Last week, the Larry H Miller Group announced that it would be relocating its Salt Lake Bees baseball team to Daybreak, where it owns 1300 acres of undeveloped real estate. By having the stadium at the heart of its development, they said, they will be able to attract families and strengthen the community. What is interesting about this move is that the new stadium will be privately funded by the Larry H Miller Group and will not rely on any public funding.
This funding decision is in comparison to the $125MM Vivint Arena upgrade in 2016 (also owned by the Larry H Miller group) where 82% was funded by Larry H Miller Sports & Entertainment, leaving the remaining 18% to be funded by the public through a Tax Increment Reimbursement. It is also in contrast to the original construction of the then-Delta Center in 1991, where the Larry H Miller Group paid for 73% of the costs and the remaining 27% was funded through a public bond.

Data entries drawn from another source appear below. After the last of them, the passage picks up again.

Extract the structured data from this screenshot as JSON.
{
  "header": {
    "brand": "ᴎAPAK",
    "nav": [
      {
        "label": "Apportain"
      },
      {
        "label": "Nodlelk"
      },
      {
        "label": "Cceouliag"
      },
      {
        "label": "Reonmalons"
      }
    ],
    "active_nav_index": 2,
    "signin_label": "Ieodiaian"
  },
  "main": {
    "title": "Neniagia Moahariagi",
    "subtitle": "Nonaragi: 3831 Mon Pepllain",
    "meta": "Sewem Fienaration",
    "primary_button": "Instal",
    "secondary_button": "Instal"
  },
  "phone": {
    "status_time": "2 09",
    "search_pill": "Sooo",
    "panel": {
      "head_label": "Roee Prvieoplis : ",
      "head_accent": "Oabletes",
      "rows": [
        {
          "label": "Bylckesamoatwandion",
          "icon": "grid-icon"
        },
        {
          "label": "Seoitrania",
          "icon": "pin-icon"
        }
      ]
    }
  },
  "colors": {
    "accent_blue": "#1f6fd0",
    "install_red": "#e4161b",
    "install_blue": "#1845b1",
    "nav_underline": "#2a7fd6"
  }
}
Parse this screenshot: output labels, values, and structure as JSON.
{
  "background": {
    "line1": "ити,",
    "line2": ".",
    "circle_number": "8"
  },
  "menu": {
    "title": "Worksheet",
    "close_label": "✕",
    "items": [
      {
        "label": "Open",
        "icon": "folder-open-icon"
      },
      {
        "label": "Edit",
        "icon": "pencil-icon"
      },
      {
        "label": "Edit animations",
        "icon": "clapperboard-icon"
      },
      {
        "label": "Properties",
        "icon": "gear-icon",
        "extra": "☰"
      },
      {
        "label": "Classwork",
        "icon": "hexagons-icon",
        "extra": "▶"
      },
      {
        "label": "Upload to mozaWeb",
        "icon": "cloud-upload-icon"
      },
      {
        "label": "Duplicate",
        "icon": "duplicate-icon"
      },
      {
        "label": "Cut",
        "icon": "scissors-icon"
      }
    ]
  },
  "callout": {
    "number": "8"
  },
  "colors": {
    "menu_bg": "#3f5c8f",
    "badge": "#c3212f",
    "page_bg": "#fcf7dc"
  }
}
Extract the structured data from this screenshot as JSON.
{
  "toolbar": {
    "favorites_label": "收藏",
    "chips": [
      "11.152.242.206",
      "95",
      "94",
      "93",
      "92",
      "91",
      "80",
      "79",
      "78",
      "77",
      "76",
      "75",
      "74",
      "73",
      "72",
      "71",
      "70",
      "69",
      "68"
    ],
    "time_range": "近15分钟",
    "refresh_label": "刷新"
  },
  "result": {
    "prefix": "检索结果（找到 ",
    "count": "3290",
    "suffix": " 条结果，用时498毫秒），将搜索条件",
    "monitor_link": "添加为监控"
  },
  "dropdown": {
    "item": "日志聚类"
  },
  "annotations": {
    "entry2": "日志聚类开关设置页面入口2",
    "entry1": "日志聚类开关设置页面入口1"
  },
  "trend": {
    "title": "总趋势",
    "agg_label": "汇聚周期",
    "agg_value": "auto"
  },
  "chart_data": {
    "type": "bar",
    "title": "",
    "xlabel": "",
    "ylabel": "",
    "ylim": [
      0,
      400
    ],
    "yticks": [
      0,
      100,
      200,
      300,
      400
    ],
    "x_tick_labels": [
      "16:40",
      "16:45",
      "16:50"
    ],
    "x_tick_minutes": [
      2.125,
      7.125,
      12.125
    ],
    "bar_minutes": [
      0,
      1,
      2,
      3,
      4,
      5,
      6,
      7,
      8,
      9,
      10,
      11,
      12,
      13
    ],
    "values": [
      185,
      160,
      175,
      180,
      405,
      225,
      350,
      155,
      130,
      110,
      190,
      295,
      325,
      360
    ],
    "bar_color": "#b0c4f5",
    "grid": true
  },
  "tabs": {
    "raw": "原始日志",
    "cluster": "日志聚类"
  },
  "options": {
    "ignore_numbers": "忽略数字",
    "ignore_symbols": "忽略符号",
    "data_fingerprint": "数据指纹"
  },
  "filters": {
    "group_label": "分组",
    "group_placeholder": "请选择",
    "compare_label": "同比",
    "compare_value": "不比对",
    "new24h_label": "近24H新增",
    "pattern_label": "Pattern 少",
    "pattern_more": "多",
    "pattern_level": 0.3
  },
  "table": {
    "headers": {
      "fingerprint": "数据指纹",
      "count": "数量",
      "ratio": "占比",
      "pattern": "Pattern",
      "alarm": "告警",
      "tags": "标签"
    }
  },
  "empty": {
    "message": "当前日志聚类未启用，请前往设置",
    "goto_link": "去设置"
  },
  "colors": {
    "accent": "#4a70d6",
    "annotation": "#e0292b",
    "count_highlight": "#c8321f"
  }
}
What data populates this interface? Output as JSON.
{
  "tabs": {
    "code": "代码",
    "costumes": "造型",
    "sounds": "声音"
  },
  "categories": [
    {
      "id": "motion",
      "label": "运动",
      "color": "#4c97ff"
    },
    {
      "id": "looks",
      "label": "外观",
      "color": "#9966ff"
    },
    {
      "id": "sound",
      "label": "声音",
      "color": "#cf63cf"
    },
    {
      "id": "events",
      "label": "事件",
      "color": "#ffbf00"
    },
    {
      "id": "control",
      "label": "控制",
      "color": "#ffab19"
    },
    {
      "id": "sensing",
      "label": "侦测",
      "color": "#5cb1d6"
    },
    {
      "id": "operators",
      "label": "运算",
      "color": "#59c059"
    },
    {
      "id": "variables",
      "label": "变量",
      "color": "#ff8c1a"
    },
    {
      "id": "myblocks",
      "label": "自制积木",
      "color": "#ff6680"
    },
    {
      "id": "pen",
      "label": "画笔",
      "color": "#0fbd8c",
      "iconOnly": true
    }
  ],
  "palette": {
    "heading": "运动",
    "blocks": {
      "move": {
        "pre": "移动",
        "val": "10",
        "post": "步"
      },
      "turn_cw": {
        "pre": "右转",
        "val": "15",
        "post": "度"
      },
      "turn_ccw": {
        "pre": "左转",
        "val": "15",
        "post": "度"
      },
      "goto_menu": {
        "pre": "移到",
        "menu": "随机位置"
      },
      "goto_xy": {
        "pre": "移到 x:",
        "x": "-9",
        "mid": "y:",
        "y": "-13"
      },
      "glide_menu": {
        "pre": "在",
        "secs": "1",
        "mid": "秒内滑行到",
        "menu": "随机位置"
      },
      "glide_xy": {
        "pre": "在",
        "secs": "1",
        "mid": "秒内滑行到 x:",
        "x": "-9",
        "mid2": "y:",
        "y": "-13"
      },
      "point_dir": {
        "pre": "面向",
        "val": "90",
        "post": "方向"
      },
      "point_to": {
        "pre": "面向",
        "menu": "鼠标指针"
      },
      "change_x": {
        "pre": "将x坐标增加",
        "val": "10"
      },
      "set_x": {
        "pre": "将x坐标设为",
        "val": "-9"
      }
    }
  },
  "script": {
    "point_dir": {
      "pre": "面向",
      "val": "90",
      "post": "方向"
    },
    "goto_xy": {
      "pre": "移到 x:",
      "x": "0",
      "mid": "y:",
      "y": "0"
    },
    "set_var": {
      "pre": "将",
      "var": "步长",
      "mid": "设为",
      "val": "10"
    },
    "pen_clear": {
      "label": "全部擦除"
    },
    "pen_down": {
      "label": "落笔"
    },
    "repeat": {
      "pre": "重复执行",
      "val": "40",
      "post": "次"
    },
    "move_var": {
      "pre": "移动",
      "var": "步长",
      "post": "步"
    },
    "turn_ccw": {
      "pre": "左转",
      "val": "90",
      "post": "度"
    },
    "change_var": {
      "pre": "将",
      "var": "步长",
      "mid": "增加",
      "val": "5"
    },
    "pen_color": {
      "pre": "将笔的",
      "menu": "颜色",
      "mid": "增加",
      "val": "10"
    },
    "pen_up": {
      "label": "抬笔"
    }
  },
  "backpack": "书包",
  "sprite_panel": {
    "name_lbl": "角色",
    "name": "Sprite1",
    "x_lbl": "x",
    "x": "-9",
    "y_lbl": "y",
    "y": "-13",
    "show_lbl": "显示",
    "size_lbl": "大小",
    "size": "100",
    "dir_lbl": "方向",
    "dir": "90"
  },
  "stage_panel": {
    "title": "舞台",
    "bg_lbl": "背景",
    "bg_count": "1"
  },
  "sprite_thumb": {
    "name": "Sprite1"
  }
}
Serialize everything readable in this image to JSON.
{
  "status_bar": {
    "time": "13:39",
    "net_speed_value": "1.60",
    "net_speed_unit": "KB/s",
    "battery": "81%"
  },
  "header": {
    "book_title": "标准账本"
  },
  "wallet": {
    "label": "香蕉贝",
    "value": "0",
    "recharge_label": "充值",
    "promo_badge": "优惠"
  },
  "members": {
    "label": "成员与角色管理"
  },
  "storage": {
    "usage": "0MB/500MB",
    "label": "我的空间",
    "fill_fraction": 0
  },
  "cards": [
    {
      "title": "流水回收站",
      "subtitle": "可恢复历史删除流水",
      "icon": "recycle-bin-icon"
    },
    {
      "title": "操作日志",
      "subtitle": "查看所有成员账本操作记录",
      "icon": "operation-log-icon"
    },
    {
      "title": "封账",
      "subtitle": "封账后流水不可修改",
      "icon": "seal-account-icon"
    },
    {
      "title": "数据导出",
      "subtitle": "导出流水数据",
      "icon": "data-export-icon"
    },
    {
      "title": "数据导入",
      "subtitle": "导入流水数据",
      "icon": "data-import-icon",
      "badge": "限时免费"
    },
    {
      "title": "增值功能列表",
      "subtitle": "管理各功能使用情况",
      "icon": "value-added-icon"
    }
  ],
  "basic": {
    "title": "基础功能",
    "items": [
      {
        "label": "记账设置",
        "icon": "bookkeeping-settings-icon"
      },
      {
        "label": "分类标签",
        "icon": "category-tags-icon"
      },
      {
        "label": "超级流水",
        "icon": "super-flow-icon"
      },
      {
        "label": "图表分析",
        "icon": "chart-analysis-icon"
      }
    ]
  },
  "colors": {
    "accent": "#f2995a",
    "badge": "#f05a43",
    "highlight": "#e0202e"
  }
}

In Las Vegas, the construction of the $1.9BN Allegiant Stadium for the NFL Las Vegas Raiders cost Clark County and Metro Las Vegas $750MM. While the intention was for Hotel Room Taxes to cover the debt payments, during the COVID pandemic, Hotel Room Tax revenues decreased, and Clark County had to use $11.5MM from its reserve fund to cover the costs. This means that at least a portion of the Allegiant Stadium was funded by Clark County taxpayers who have no have no personal claim to or benefit from it.
The Larry H Miller Group’s decision to fund their stadium entirely privately is a relief for taxpayers in Salt Lake County. It means that they will not bear the burden of paying for or forgoing property taxes for this private entity, but that they can enjoy the benefits the park’s relocation will bring.